Interventional Radiology, University Hospitals Leuven, Leuven, Belgium.
Department of Paediatric and Congenital Cardiology, University Hospitals Leuven, Leuven, Belgium.
Catheter Cardiovasc Interv. 2019 Dec 1;94(7):996-1002. doi: 10.1002/ccd.28501. Epub 2019 Oct 9.
To determine the feasibility and clinical result of selective embolization of hepatoduodenal or paratracheal lymphatics in Fontan patients with protein-losing enteropathy (PLE) or plastic bronchitis (PB).
Dilated lymph vessels in periportal (PLE) or paratracheal (PB) position were percutaneously punctured with a 22G Chiba needle. Intralymphatic position was confirmed by water soluble contrast injection with drainage to hepatoduodenal or tracheal fistulae. After flushing with 10% glucose solution, occlusion of hepatoduodenal or paratreacheal lymphatics was effected by injection of 1-4 cc mixture 4/1 of Lipiodol/n-butyl cyanoacrylate (n-BCA; Histoacryl).
Seven patients with proven PLE were treated with periportal lymphatic embolization 10.7 (range: 6.6-13.5) years after the Fontan operation. The Fontan operation was performed at a median age of 3.7 (range: 2.9-5.7) years and PLE started a median of 3.1 (range: 0.9-4.7) years later. Five patients required a second procedure 2-8 months later. Complications were limited (spillage of glue in portal branch, transient cholangitis, and caustic duodenal bleeding).

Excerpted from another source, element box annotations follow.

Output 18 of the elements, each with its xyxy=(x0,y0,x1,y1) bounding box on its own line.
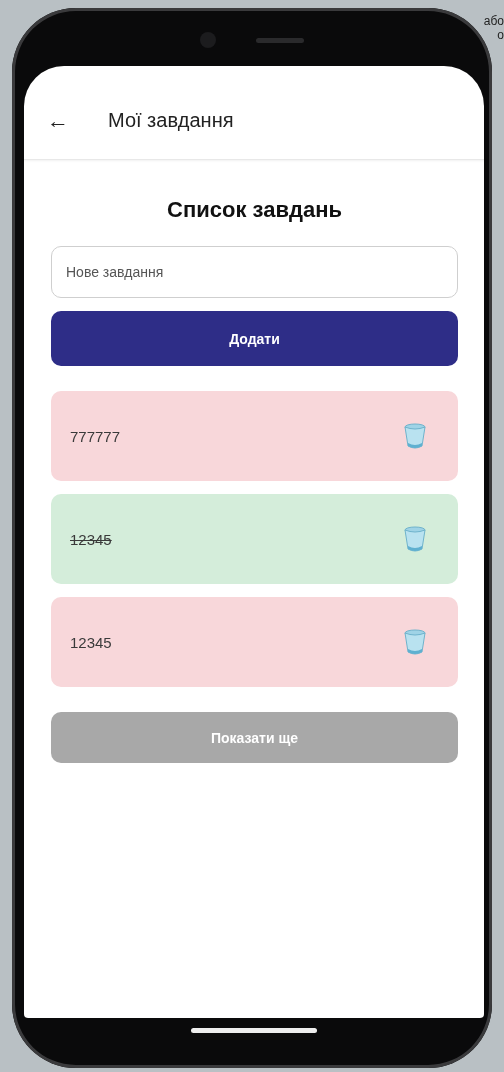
trash-icon[interactable] xyxy=(404,423,426,449)
list-heading: Список завдань xyxy=(166,196,343,224)
desktop-text: або xyxy=(483,14,504,28)
home-indicator[interactable] xyxy=(191,1028,317,1033)
add-button[interactable]: Додати xyxy=(51,311,458,366)
task-text: 12345 xyxy=(70,633,112,651)
task-text: 777777 xyxy=(70,427,121,445)
task-card[interactable]: 12345 xyxy=(51,597,458,687)
new-task-field[interactable]: Нове завдання xyxy=(51,246,458,298)
back-button[interactable]: ← xyxy=(46,107,70,134)
task-card[interactable]: 777777 xyxy=(51,391,458,481)
trash-icon[interactable] xyxy=(404,526,426,552)
speaker-grille xyxy=(256,37,304,43)
desktop-text: о xyxy=(496,28,504,42)
task-text: 12345 xyxy=(70,530,112,548)
task-card[interactable]: 12345 xyxy=(51,494,458,584)
screen-title: Мої завдання xyxy=(108,109,234,132)
trash-icon[interactable] xyxy=(404,629,426,655)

Six of seven patients reported significant improvement in quality of life and normalization of albumin levels after limited follow-up (p < .01). One patient (Fontan at 2.9 years; age 16.4 years) had PB for 2 years. Selective transthoracic cone-beam-directed puncture of left and right paratracheal lymphatics with n-BCA embolization of distal lymphatic fistulae resulted in lasting absence of tracheal casts (11 months).
Embolization of periportal/peritracheal lymphatics is a promising technique in Fontan patients with PLE/PB. Larger series are required to determine incidence and reasons of success/failure, with long-term results and effects on liver function.
为了确定选择性栓塞肝十二指肠或气管旁淋巴管在有蛋白丢失性肠病(PLE)或塑型性支气管炎(PB)的 Fontan 患者中的可行性和临床结果。
用 22G Chiba 针经皮穿刺门脉周围(PLE)或气管旁(PB)扩张的淋巴管。通过向肝十二指肠或气管瘘注水确认淋巴管内位置。用 10%葡萄糖溶液冲洗后,用 1-4cc 混合 4/1 的碘油/正丁基氰基丙烯酸酯(n-BCA;Histoacryl)注射闭塞肝十二指肠或气管旁淋巴管。
7 例经证实的 PLE 患者在 Fontan 手术后 10.7 年(范围:6.6-13.5 年)接受了门脉周围淋巴管栓塞治疗。Fontan 手术中位年龄为 3.7 岁(范围:2.9-5.7 岁),PLE 中位开始年龄为 3.1 岁(范围:0.9-4.7 岁)。5 例患者在 2-8 个月后需要进行第二次手术。并发症有限(胶溢出到门静脉分支、短暂性胆管炎和腐蚀性十二指肠出血)。在有限的随访中,7 例患者中有 6 例报告生活质量显著改善,白蛋白水平正常化(p < .01)。1 例(Fontan 手术 2.9 岁;年龄 16.4 岁)有 2 年的 PB。通过选择性经胸锥形束定向穿刺左、右气管旁淋巴管,并对远端淋巴管瘘进行 n-BCA 栓塞,导致气管铸型持续缺失(11 个月)。
在有 PLE/PB 的 Fontan 患者中,栓塞门脉周围/气管旁淋巴管是一种有前途的技术。需要更大的系列来确定成功率/失败率的发生率和原因,以及长期结果和对肝功能的影响。